Maybe he’d kept the decor here untouched after his wife’s death. I hadn’t seen anything that couldn’t have been here for ten years, or even twenty. I could see him living here, blind to the house’s beauty but well aware of its comfort. Keeping everything unchanged not out of sentimentality but because that was the cheapest and easiest option.

Odd that one hanging folder was completely empty—the one marked THORNEFIELD INVESTIGATION.

I searched the rest of the file cabinet and the desktop. No THORNEFIELD INVESTIGATION misfiled under OFFICE SUPPLY INVENTORY or HOUSEKEEPING SAVINGS PROPOSAL or any of the other projects.

I was deeply immersed in the files when I heard a loud bang outside and started.





Chapter 30


I slipped over to the window on the side of the house where the sound had come from and peered out, careful to stay back far enough to minimize the chances that I’d be seen.

The back windows of Mr. Vess’s offices had a sweeping view of rolling pastures leading down to a large pond and a series of long, low, whitewashed sheds. One of the barns had a faded sign on the side reading PLEASANT VALLEY DUCK FARM.

A tall, lean figure in jeans and a faded corduroy coat came out of one of the sheds and I heard the loud noise again—it was the shed door being slammed closed.

I was willing to bet that I was looking at Quincy Shiffley’s farm, with one of his cousins dropping by to tend the ducks. A cousin who was slamming doors in a bit of a temper because he really didn’t want to be out in the cold feeding a bunch of ducks.
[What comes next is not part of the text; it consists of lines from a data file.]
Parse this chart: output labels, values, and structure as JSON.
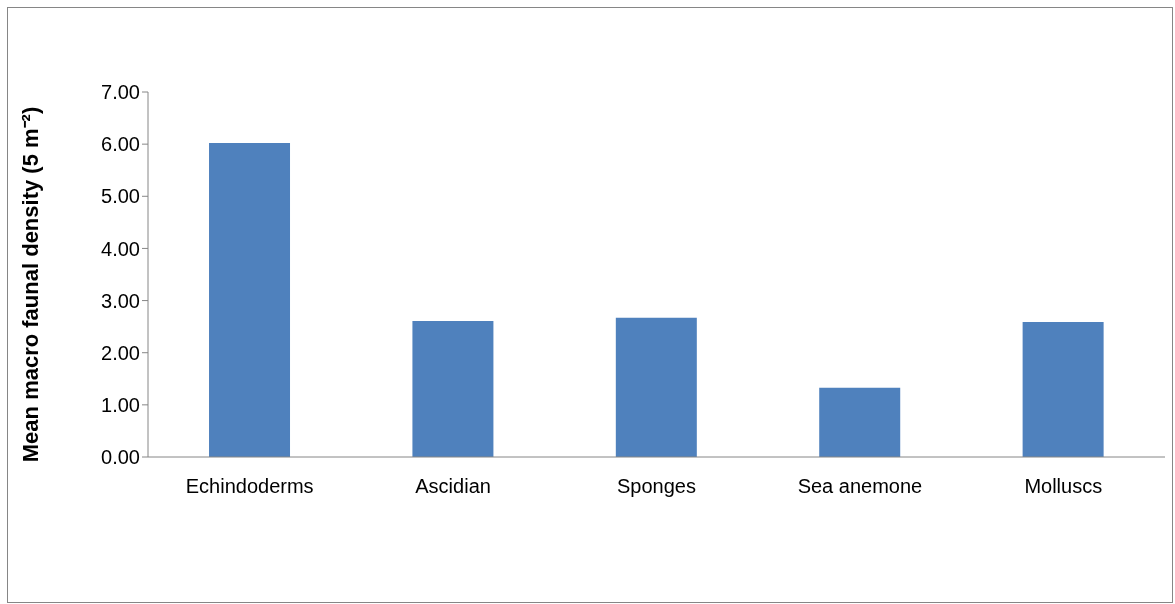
{
  "chart_data": {
    "type": "bar",
    "ylabel": "Mean macro faunal density (5 m⁻²)",
    "categories": [
      "Echindoderms",
      "Ascidian",
      "Sponges",
      "Sea anemone",
      "Molluscs"
    ],
    "values": [
      6.02,
      2.61,
      2.67,
      1.33,
      2.59
    ],
    "color": "#4f81bd",
    "ylim": [
      0,
      7
    ],
    "yticks": [
      {
        "value": 0,
        "label": "0.00"
      },
      {
        "value": 1,
        "label": "1.00"
      },
      {
        "value": 2,
        "label": "2.00"
      },
      {
        "value": 3,
        "label": "3.00"
      },
      {
        "value": 4,
        "label": "4.00"
      },
      {
        "value": 5,
        "label": "5.00"
      },
      {
        "value": 6,
        "label": "6.00"
      },
      {
        "value": 7,
        "label": "7.00"
      }
    ],
    "grid": false
  }
}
I was a little alarmed when the cousin began striding across the snow-covered pasture in my direction. But I soon realized he wasn’t aiming for the house. Two large white ducks were perched on the fence between Vess’s yard and the duck farm. In summer, no doubt they’d have fluttered down into the garden and begun foraging, but now they merely stared down at the snow as if disappointed. I watched from behind the curtain as the visiting Shiffley captured them—they looked cold and not really all that eager to escape—and strode back up the hill to the barns with one under each arm.